No está claro cuántas mujeres embarazadas han sido infectadas con COVID-19 en los Estados Unidos Representaron solo el 2% de los casos en un informe inicial. Con más de 870,000 infecciones confirmadas en el país hasta el viernes 24 de abril, todavía hay miles de mujeres embarazadas potencialmente afectadas por el mortal virus respiratorio.

Muchas embarazadas pueden estar infectadas y no saberlo. De las 215 mujeres ingresadas para el parto en el Hospital Presbyterian Allen de Nueva York y el Centro Médico Irving de la Universidad de Columbia, en la ciudad de Nueva York, del 22 de marzo al 4 de abril, alrededor del 15% dieron positivo para el coronavirus, pero la gran mayoría no mostró síntomas al ingresar.

Los bebés muy pequeños pueden tener un mayor riesgo de complicaciones graves por COVID-19 que otros niños. Aunque los de 18 años y menos representan menos del 2% de todos los casos de COVID-19 en los Estados Unidos, según los CDC, los bebés representaron la mayoría de las hospitalizaciones en casos pediátricos.

Dada la escasez de datos sobre los efectos de COVID-19, algunos expertos se preguntan si separar a madres y recién nacidos es prudente o justificado. Interrumpir el vínculo que se produce en los primeros días de vida podría tener consecuencias de largo alcance, dijo la doctora Yalda Afshar, ginecóloga y obstetra de UCLA Health en Los Ángeles.

«Es incorrecto proceder sin información», dijo.

Para llenar el vacío de datos, Afshar y sus colegas de la Universidad de California-San Francisco han creado un registro nacional para rastrear los efectos de COVID-19 en las mujeres embarazadas y sus recién nacidos. Más de 1,000 personas ya se han inscrito para el estudio.

Silvana Vergara Tobin, de 33 años, que dirige una galería de arte en línea en la ciudad de Nueva York, es una de ellas. Tobin desarrolló COVID-19 a mediados de marzo y está preocupada por los posibles efectos en el bebé que espera dar a luz en agosto.

«Lo que realmente me asusta es que podría contraerlo de nuevo», dijo Tobin, cuyos síntomas incluyeron dolores en las fosas nasales y en el cuerpo, y una tos persistente. «O que el bebé no fuera inmune y lo tuviera al nacer».

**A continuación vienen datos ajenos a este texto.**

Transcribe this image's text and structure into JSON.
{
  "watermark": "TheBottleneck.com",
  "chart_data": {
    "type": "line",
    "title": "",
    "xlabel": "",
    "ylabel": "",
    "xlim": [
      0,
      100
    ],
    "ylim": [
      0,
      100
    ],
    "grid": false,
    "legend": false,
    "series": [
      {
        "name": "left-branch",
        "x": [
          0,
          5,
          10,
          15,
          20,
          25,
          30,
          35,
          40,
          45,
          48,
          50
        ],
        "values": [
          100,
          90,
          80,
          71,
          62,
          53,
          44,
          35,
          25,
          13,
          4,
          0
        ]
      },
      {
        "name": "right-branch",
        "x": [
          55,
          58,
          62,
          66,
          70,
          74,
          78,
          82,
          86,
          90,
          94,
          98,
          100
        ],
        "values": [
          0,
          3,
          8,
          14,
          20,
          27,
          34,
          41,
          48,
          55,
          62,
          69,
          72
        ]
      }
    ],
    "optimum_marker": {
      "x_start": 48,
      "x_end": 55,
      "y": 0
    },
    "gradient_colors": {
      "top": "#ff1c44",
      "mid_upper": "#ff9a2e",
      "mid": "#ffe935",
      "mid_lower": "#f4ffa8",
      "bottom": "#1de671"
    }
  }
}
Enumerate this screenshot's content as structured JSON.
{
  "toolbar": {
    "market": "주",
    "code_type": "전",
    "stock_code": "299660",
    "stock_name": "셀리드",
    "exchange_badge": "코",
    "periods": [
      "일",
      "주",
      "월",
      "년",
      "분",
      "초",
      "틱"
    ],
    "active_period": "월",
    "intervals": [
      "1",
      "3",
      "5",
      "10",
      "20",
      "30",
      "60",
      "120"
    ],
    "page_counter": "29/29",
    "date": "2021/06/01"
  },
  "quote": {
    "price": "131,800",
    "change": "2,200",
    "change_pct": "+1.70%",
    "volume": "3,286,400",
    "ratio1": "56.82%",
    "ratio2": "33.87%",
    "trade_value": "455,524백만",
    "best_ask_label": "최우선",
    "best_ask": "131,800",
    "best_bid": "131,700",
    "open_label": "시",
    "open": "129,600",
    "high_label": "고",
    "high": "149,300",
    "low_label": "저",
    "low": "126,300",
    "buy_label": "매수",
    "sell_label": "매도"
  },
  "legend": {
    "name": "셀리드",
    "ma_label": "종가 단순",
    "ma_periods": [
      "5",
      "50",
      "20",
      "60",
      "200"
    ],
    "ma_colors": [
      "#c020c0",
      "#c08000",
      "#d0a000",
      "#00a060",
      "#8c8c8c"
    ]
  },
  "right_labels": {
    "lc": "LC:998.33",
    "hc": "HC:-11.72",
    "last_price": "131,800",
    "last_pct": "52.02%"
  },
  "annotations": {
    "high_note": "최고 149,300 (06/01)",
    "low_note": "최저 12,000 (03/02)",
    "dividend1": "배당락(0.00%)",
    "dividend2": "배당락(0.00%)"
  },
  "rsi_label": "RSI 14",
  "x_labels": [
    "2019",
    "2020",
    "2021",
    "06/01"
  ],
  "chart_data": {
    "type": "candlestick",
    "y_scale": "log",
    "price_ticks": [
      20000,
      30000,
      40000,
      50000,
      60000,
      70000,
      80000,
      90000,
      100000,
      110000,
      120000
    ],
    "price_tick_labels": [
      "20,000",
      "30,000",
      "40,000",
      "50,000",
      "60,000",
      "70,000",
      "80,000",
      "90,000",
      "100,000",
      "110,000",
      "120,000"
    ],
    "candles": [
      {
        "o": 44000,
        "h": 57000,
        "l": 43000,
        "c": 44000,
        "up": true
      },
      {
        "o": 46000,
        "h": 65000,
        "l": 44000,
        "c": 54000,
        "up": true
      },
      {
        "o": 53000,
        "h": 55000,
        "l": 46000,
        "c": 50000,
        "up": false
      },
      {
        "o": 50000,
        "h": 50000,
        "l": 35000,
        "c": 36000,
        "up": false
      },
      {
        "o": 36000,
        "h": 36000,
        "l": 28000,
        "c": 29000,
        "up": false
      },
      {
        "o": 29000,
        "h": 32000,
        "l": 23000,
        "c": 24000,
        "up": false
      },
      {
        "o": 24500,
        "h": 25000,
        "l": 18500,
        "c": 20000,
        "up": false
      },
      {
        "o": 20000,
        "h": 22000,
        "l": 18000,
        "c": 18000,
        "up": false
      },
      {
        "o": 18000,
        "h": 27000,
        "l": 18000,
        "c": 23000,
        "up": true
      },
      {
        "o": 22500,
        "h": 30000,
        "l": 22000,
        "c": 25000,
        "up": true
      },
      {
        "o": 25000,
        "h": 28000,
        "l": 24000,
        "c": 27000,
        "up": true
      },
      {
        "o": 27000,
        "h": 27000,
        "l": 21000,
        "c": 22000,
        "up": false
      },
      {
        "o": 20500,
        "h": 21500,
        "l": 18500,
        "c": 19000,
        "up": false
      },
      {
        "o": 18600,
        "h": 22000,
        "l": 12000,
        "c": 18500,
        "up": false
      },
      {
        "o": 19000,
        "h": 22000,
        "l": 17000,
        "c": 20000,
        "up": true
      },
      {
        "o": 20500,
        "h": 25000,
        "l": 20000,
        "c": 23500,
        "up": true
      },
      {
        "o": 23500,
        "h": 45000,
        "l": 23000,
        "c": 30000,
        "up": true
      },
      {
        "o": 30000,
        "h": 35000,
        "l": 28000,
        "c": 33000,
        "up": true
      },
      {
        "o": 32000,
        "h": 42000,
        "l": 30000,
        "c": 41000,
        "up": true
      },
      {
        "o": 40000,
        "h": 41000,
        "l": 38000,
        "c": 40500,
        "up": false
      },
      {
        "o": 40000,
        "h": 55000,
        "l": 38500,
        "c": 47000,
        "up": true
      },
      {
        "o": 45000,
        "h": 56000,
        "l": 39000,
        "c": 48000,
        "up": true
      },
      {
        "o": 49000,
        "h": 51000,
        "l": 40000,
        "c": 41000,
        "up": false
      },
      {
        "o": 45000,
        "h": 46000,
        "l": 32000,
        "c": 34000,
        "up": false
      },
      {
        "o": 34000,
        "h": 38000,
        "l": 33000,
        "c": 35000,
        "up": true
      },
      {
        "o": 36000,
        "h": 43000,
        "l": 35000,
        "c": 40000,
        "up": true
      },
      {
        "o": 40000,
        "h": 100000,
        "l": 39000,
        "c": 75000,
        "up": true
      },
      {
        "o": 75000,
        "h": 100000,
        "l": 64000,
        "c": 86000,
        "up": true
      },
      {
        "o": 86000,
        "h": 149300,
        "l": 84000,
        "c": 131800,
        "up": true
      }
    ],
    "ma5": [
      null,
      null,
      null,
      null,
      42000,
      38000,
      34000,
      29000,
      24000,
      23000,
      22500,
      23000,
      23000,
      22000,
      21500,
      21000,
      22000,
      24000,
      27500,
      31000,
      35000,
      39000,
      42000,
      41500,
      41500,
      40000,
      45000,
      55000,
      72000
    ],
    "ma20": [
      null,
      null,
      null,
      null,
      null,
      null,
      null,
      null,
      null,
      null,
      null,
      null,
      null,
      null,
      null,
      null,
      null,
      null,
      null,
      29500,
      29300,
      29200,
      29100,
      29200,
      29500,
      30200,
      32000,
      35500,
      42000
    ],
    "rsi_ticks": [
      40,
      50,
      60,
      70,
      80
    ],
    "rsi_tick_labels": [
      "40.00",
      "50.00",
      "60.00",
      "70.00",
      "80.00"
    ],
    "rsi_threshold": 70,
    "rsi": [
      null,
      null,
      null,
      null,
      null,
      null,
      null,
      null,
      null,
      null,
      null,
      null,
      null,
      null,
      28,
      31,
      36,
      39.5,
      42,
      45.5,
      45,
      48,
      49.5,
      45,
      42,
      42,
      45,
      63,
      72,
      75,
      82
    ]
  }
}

El registro hará un seguimiento de las mujeres y sus bebés desde el comienzo del embarazo hasta un año después del parto, tratando de responder preguntas básicas: «¿Las mujeres embarazadas tienen una forma de COVID más grave, menos grave o diferente?; ¿Se transmite en el útero? ¿Causa defectos de nacimiento?”, explicó Afshar.

Para proteger a las madres y a los bebés, muchos hospitales con suficientes kits de prueba están comenzando a evaluar a todas las mujeres que se presentan para dar a luz. La doctora Chemen Neal, ginecóloga obstetra de Indiana University Health, dijo que sus colegas bañan a los bebés de madres con COVID apenas nacen.

Esta información fue producida por Kaiser Health News, un programa editorialmente independiente de Ia Kaiser Family Foundation no relacionado con Kaiser Permanente.